Düsseldorf streicht Neubau des Opernhauses wegen Haushaltskrise
Düsseldorfs Pläne für ein neues Opernhaus sind wegen Haushaltszwängen gestrichen worden. Oberbürgermeister Stephan Keller (CDU) gab die Absage bekannt und verwies auf die Notwendigkeit, die Ausgaben der Stadt um rund 470 Millionen Euro zu kürzen. Die Entscheidung löste gemischte Reaktionen bei politischen Parteien und Kulturverantwortlichen aus.
Das ursprüngliche Projekt war mit einer Kostenobergrenze von einer Milliarde Euro veranschlagt worden, doch die steigende finanzielle Belastung machte es undurchführbar. Statt eines Neubaus wird nun das bestehende Opernhaus an der Heinrich-Heine-Allee saniert, wie Keller bestätigte. Mit dieser Umorientierung soll die langfristige Zukunft der Deutschen Oper am Rhein gesichert werden.

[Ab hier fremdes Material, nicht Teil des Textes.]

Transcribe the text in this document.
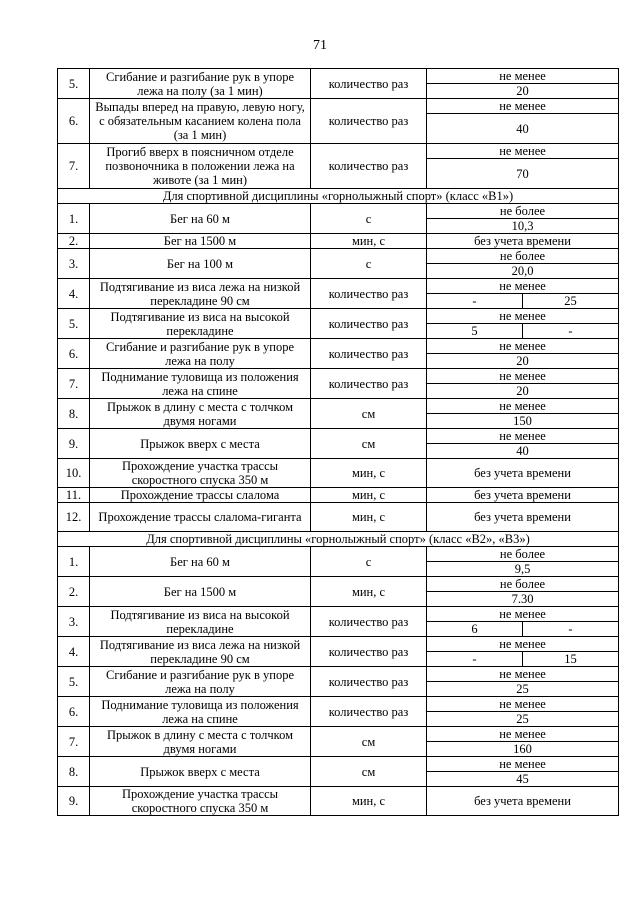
71
5.	Сгибание и разгибание рук в упоре лежа на полу (за 1 мин)	количество раз	не менее	
			20	
6.	Выпады вперед на правую, левую ногу, с обязательным касанием колена пола (за 1 мин)	количество раз	не менее	
			40	
7.	Прогиб вверх в поясничном отделе позвоночника в положении лежа на животе (за 1 мин)	количество раз	не менее	
			70	
Для спортивной дисциплины «горнолыжный спорт» (класс «В1»)				
1.	Бег на 60 м	с	не более	
			10,3	
2.	Бег на 1500 м	мин, с	без учета времени	
3.	Бег на 100 м	с	не более	
			20,0	
4.	Подтягивание из виса лежа на низкой перекладине 90 см	количество раз	не менее	
			-	25
5.	Подтягивание из виса на высокой перекладине	количество раз	не менее	
			5	-
6.	Сгибание и разгибание рук в упоре лежа на полу	количество раз	не менее	
			20	
7.	Поднимание туловища из положения лежа на спине	количество раз	не менее	
			20	
8.	Прыжок в длину с места с толчком двумя ногами	см	не менее	
			150	
9.	Прыжок вверх с места	см	не менее	
			40	
10.	Прохождение участка трассы скоростного спуска 350 м	мин, с	без учета времени	
11.	Прохождение трассы слалома	мин, с	без учета времени	
12.	Прохождение трассы слалома-гиганта	мин, с	без учета времени	
Для спортивной дисциплины «горнолыжный спорт» (класс «В2», «В3»)				
1.	Бег на 60 м	с	не более	
			9,5	
2.	Бег на 1500 м	мин, с	не более	
			7.30	
3.	Подтягивание из виса на высокой перекладине	количество раз	не менее	
			6	-
4.	Подтягивание из виса лежа на низкой перекладине 90 см	количество раз	не менее	
			-	15
5.	Сгибание и разгибание рук в упоре лежа на полу	количество раз	не менее	
			25	
6.	Поднимание туловища из положения лежа на спине	количество раз	не менее	
			25	
7.	Прыжок в длину с места с толчком двумя ногами	см	не менее	
			160	
8.	Прыжок вверх с места	см	не менее	
			45	
9.	Прохождение участка трассы скоростного спуска 350 м	мин, с	без учета времени	
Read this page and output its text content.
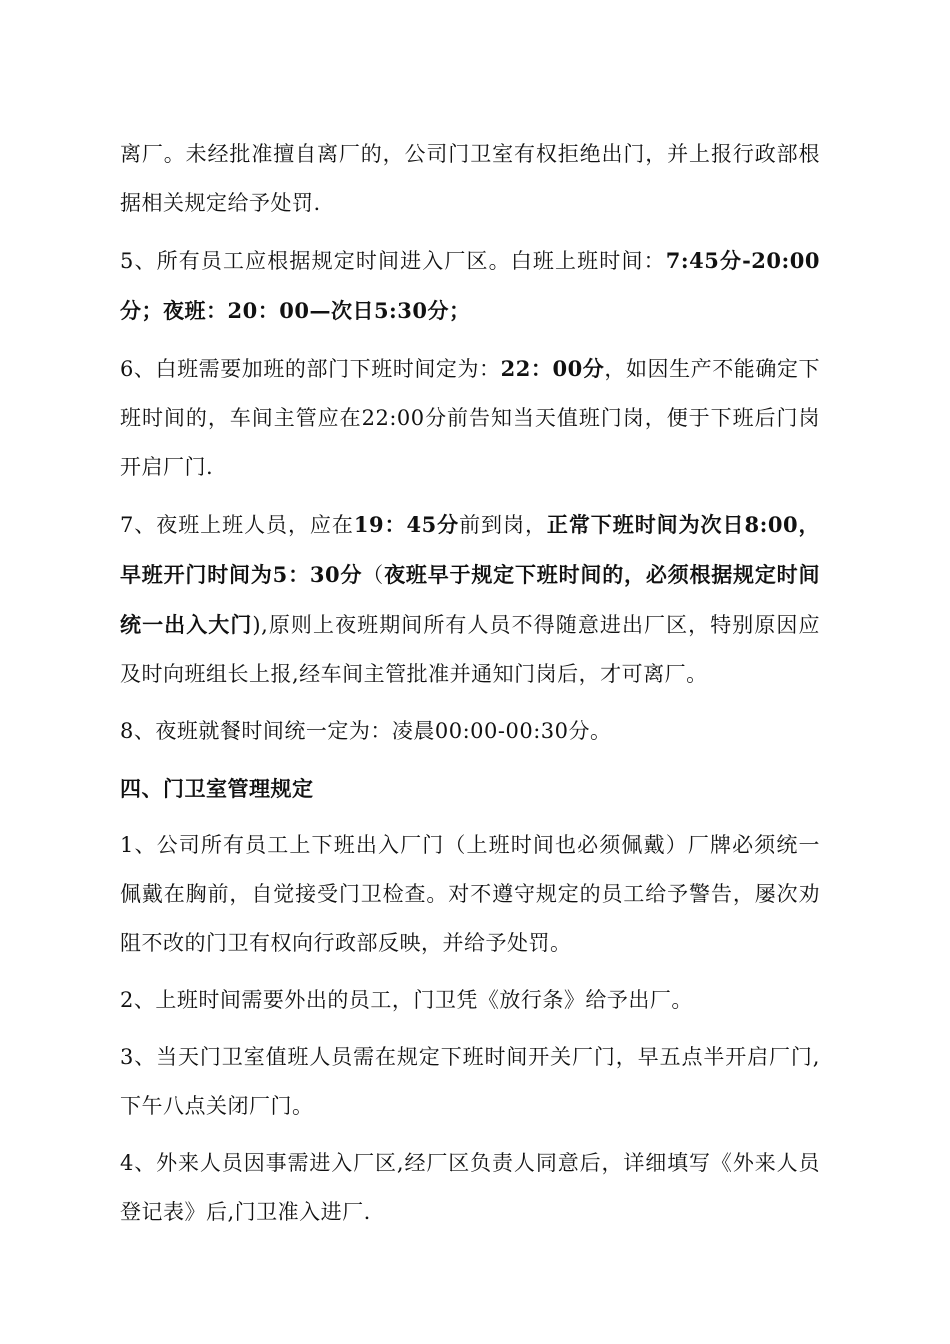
离厂。未经批准擅自离厂的，公司门卫室有权拒绝出门，并上报行政部根据相关规定给予处罚.

5、所有员工应根据规定时间进入厂区。白班上班时间：7:45分-20:00分；夜班：20：00—次日5:30分；

6、白班需要加班的部门下班时间定为：22：00分，如因生产不能确定下班时间的，车间主管应在22:00分前告知当天值班门岗，便于下班后门岗开启厂门.

7、夜班上班人员，应在19：45分前到岗，正常下班时间为次日8:00，早班开门时间为5：30分（夜班早于规定下班时间的，必须根据规定时间统一出入大门),原则上夜班期间所有人员不得随意进出厂区，特别原因应及时向班组长上报,经车间主管批准并通知门岗后，才可离厂。

8、夜班就餐时间统一定为：凌晨00:00-00:30分。

四、门卫室管理规定

1、公司所有员工上下班出入厂门（上班时间也必须佩戴）厂牌必须统一佩戴在胸前，自觉接受门卫检查。对不遵守规定的员工给予警告，屡次劝阻不改的门卫有权向行政部反映，并给予处罚。

2、上班时间需要外出的员工，门卫凭《放行条》给予出厂。

3、当天门卫室值班人员需在规定下班时间开关厂门，早五点半开启厂门,下午八点关闭厂门。

4、外来人员因事需进入厂区,经厂区负责人同意后，详细填写《外来人员登记表》后,门卫准入进厂.
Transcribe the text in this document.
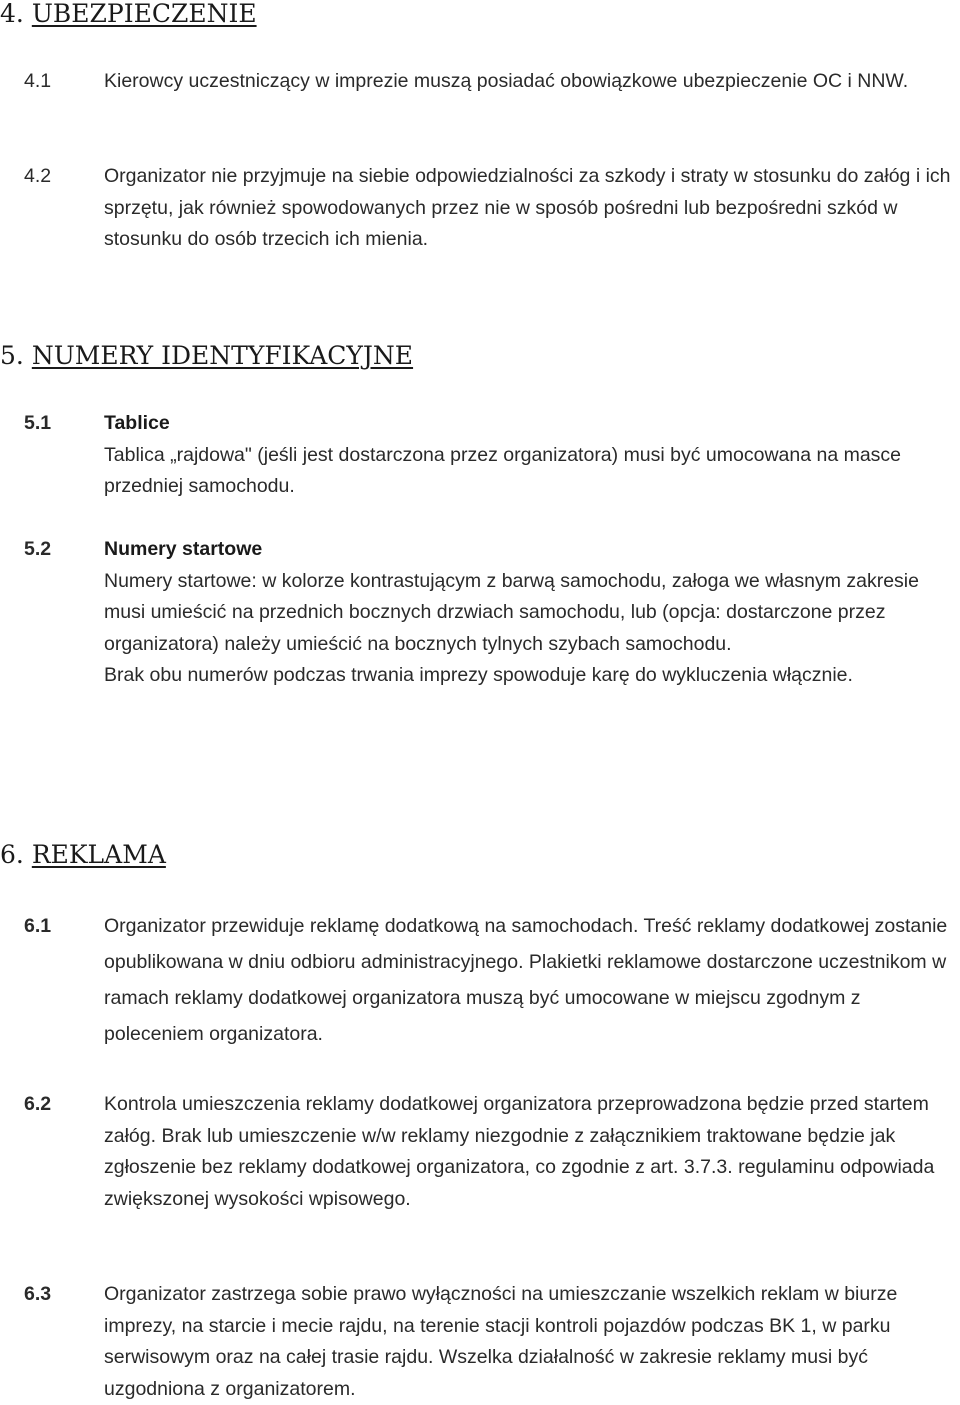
4. UBEZPIECZENIE
4.1	Kierowcy uczestniczący w imprezie muszą posiadać obowiązkowe ubezpieczenie OC i NNW.
4.2	Organizator nie przyjmuje na siebie odpowiedzialności za szkody i straty w stosunku do załóg i ich sprzętu, jak również spowodowanych przez nie w sposób pośredni lub bezpośredni szkód w stosunku do osób trzecich ich mienia.
5. NUMERY IDENTYFIKACYJNE
5.1	Tablice

Tablica „rajdowa" (jeśli jest dostarczona przez organizatora) musi być umocowana na masce przedniej samochodu.

5.2	Numery startowe

Numery startowe: w kolorze kontrastującym z barwą samochodu, załoga we własnym zakresie musi umieścić na przednich bocznych drzwiach samochodu, lub (opcja: dostarczone przez organizatora) należy umieścić na bocznych tylnych szybach samochodu.

Brak obu numerów podczas trwania imprezy spowoduje karę do wykluczenia włącznie.

6. REKLAMA
6.1	Organizator przewiduje reklamę dodatkową na samochodach. Treść reklamy dodatkowej zostanie opublikowana w dniu odbioru administracyjnego. Plakietki reklamowe dostarczone uczestnikom w ramach reklamy dodatkowej organizatora muszą być umocowane w miejscu zgodnym z poleceniem organizatora.
6.2	Kontrola umieszczenia reklamy dodatkowej organizatora przeprowadzona będzie przed startem załóg. Brak lub umieszczenie w/w reklamy niezgodnie z załącznikiem traktowane będzie jak zgłoszenie bez reklamy dodatkowej organizatora, co zgodnie z art. 3.7.3. regulaminu odpowiada zwiększonej wysokości wpisowego.
6.3	Organizator zastrzega sobie prawo wyłączności na umieszczanie wszelkich reklam w biurze imprezy, na starcie i mecie rajdu, na terenie stacji kontroli pojazdów podczas BK 1, w parku serwisowym oraz na całej trasie rajdu. Wszelka działalność w zakresie reklamy musi być uzgodniona z organizatorem.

Die Ankündigung traf das Opernhaus unerwartet. Geschäftsführerin Alexandra Stampler-Brown räumte ein, dass die finanzielle Lage kaum Spielraum ließ. Die FDP kritisierte den Schritt hingegen als vertane kulturelle Chance.
Auch die Opposition meldete sich zu Wort. SPD und Volt machten schlechte Haushaltsführung für die Streichung verantwortlich. Die Linke hingegen lobte die Entscheidung als Sieg der Sozialausgaben über Prestigeprojekte.
Die Absage bedeutet, dass die Deutsche Oper am Rhein nach der Sanierung weiterhin an ihrem bisherigen Standort bleiben wird. Angesichts eines Haushaltsdefizits von 470 Millionen Euro rückt nun die Aufrechterhaltung des Kulturangebots innerhalb engerer finanzieller Grenzen in den Fokus. Die Debatte über die Priorisierung von Fördermitteln wird voraussichtlich anhalten.